Я устал ждать и, кстати, впустую тратить это самое время, напомнил о себе:

— Аранви.

— Да-да, молодой магистр.

Седой встал, потянулся, медленно крутясь на месте и осматриваясь. Чуть прищурившись, я даже уловил, как его восприятие хлынуло во все стороны, покрывая всю округу — прошедшие недели и полученные уроки не прошли для меня даром.

Как можно поддерживать боевую медитацию непрерывно, даже во сне, так можно поступать и с восприятием. И всё же во сне покрываемая этим навыком площадь в несколько раз меньше, чем у бодрствующего Властелина Духа, который прилагает усилия к осмотру окрестностей.

Я вновь усмехнулся.
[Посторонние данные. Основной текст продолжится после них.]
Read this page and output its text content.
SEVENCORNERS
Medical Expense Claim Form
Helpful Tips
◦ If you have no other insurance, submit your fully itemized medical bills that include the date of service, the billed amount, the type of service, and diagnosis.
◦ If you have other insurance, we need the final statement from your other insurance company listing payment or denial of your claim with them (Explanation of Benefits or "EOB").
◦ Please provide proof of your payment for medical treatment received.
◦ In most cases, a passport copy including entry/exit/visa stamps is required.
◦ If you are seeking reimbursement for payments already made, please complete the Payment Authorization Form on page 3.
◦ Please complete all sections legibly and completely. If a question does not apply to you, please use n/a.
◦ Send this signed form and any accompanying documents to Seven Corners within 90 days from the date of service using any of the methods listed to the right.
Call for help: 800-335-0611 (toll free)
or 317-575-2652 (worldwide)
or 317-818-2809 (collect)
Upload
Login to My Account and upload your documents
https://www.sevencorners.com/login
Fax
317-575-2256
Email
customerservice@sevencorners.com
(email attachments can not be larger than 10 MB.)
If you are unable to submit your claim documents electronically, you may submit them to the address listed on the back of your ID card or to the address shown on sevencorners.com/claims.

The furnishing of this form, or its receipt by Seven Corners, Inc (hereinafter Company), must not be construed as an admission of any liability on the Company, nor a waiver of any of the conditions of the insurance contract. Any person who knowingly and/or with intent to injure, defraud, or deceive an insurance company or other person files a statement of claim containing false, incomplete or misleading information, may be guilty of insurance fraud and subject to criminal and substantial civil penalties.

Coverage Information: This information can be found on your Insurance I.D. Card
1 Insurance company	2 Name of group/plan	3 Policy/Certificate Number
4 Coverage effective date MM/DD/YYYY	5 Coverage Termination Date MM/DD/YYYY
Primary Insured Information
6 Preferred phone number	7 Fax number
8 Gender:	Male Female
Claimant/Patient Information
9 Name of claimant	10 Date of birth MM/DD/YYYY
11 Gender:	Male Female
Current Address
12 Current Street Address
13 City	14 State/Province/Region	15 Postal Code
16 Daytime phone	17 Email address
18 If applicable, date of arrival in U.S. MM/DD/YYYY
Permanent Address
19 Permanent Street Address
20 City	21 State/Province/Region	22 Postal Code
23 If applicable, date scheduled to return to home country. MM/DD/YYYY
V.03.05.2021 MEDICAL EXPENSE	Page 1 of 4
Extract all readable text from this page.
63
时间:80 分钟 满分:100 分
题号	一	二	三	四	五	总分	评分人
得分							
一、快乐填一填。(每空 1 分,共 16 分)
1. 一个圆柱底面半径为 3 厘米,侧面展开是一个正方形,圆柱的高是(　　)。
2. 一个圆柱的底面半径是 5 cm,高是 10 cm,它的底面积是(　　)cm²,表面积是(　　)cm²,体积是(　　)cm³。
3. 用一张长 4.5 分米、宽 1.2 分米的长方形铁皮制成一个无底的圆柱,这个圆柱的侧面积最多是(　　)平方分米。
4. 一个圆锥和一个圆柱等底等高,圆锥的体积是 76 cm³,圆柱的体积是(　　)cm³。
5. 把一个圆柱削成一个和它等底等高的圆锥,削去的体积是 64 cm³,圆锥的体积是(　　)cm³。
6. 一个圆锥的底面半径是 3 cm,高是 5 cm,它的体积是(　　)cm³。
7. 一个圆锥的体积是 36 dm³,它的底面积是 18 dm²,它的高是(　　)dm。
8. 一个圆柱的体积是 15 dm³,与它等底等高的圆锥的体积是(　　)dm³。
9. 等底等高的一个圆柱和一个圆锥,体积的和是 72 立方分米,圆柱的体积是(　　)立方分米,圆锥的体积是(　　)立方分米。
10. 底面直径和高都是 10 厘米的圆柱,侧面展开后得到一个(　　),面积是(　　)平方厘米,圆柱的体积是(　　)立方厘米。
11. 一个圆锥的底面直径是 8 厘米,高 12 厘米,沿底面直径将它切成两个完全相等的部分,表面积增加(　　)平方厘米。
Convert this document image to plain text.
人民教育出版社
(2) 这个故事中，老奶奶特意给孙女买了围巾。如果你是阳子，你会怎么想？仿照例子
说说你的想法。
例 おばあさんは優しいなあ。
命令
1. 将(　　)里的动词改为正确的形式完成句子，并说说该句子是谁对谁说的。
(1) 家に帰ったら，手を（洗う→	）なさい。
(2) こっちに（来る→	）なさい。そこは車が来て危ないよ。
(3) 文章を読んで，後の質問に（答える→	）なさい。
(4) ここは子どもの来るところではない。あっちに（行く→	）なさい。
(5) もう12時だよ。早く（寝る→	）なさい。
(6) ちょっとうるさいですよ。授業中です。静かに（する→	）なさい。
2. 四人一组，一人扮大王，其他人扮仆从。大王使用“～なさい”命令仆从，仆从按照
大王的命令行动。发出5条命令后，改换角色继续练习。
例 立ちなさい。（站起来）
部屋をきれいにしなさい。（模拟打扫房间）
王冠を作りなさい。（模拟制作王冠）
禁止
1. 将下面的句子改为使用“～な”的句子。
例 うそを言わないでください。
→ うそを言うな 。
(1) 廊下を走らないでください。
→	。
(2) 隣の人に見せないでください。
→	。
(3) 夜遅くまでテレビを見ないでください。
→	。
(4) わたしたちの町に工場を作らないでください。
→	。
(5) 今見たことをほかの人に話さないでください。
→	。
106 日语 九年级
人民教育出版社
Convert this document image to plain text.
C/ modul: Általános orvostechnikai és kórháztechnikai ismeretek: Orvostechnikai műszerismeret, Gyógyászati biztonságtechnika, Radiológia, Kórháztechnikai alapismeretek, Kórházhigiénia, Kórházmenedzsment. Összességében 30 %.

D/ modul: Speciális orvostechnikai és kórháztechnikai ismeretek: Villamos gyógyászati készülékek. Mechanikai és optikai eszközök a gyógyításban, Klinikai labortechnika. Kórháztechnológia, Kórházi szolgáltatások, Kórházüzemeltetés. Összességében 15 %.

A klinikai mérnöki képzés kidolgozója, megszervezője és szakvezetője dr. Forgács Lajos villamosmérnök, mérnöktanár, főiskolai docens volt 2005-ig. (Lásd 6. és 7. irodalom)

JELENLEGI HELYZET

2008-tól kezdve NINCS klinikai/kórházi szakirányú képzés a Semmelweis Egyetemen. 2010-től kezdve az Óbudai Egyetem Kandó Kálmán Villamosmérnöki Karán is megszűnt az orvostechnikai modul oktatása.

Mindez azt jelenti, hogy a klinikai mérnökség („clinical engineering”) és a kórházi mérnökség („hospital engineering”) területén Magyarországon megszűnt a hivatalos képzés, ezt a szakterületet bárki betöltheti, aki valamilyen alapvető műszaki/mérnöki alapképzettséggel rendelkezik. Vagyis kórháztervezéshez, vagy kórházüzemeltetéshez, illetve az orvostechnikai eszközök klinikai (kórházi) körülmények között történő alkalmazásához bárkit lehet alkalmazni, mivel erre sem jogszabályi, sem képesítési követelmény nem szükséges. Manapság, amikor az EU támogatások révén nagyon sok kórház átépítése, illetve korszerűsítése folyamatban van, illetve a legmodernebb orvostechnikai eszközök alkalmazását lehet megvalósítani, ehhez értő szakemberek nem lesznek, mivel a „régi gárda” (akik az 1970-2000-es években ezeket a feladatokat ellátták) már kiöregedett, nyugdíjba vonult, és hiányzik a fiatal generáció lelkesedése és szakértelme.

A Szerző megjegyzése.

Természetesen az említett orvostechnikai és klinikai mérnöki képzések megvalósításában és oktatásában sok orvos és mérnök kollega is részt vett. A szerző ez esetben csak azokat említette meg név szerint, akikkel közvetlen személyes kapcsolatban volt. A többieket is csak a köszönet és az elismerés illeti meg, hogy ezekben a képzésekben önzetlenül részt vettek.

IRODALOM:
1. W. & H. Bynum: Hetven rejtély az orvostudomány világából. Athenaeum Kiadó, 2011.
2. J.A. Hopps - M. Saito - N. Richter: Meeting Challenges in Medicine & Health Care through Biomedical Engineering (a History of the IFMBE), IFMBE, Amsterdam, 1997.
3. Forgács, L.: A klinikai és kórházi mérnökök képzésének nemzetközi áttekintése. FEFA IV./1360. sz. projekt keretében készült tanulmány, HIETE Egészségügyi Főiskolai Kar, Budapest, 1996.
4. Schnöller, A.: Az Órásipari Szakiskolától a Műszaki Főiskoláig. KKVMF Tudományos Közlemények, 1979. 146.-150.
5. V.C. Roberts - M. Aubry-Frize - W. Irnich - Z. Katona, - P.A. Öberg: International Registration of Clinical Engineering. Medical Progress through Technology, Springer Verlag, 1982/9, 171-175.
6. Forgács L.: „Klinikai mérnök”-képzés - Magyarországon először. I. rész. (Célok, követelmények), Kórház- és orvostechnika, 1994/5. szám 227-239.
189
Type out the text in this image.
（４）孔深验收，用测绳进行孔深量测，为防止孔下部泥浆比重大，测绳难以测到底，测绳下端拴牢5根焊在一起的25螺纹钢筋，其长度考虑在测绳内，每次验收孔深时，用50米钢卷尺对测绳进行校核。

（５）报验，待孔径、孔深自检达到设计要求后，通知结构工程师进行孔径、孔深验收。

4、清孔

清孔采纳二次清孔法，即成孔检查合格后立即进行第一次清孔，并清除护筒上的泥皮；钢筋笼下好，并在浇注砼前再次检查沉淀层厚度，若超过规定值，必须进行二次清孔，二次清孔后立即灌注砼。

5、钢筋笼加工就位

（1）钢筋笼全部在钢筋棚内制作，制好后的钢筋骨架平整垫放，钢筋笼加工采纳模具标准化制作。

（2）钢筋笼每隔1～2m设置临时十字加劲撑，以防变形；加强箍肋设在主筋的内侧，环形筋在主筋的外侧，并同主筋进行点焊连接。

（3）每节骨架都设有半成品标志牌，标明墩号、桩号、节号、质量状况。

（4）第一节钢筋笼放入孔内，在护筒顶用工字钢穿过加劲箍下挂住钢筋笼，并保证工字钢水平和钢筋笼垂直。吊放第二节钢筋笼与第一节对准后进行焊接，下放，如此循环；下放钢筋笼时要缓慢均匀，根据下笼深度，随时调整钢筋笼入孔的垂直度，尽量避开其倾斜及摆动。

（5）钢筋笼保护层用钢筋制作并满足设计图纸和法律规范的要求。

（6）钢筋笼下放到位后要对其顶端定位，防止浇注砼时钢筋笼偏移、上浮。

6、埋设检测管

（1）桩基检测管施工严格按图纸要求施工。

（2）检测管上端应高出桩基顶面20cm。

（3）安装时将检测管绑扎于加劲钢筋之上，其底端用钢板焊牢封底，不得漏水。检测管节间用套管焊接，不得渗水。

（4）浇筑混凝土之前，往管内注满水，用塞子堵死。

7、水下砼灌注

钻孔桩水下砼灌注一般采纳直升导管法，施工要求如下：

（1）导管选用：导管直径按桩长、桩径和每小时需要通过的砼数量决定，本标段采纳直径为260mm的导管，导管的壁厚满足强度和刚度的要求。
Что тоже вполне логично, если дать себе труд хоть на миг задуматься об этом.

Успокоенный результатом проверки Седой перестал крутиться, вновь пропустил через пальцы льдисто-голубую прядь.

— Знаешь, молодой магистр, я сегодня долго не спал, думал о том, что ну невозможно лечить подобные травмы столь слабыми техниками.

— Снова? — страдальчески скривился я, с трудом удержавшись, чтобы по-детски не закатить глаза к небу.

— Снова, — невозмутимо согласился Седой.

— Как можно изо дня в день сомневаться в том…

— Нет-нет-нет, — помахал ладонью Седой, — в этот раз не сомневаться.

— Нет?

— Нет. Я наконец сумел понять, в каком случае это всё же возможно.

Я попытался предположить:

— Я талантливый лекарь?

— Сомневаюсь, молодой магистр. Мы не говорили с вами об испытаниях Стражей и сегодня исправим этот пробел. Для начала замечу, что на самом деле Среднее Испытание, которое вы проходили включает в себя и проверку талантов, чтобы направить юного Стража по верной дороге. Только то, что вы вошли в испытание уже являясь Стражем, причём Стражем не новичком, может объяснить, что не было проверки таланта.

— Была, — напомнил я.

— Не было полной проверки на таланты, — уточнил Седой. — Вы сами сказали, что талант Указов был определён как высокий. Заметьте, молодой магистр, не высочайший, а высокий.

— И-и-и? — вопросительно протянул я.

— Оценки идут по возрастанию от «низкого» к «вне категорий». И нельзя сказать, что между высокой и высочайшей разница, к примеру, в два раза. Между ними — пропасть.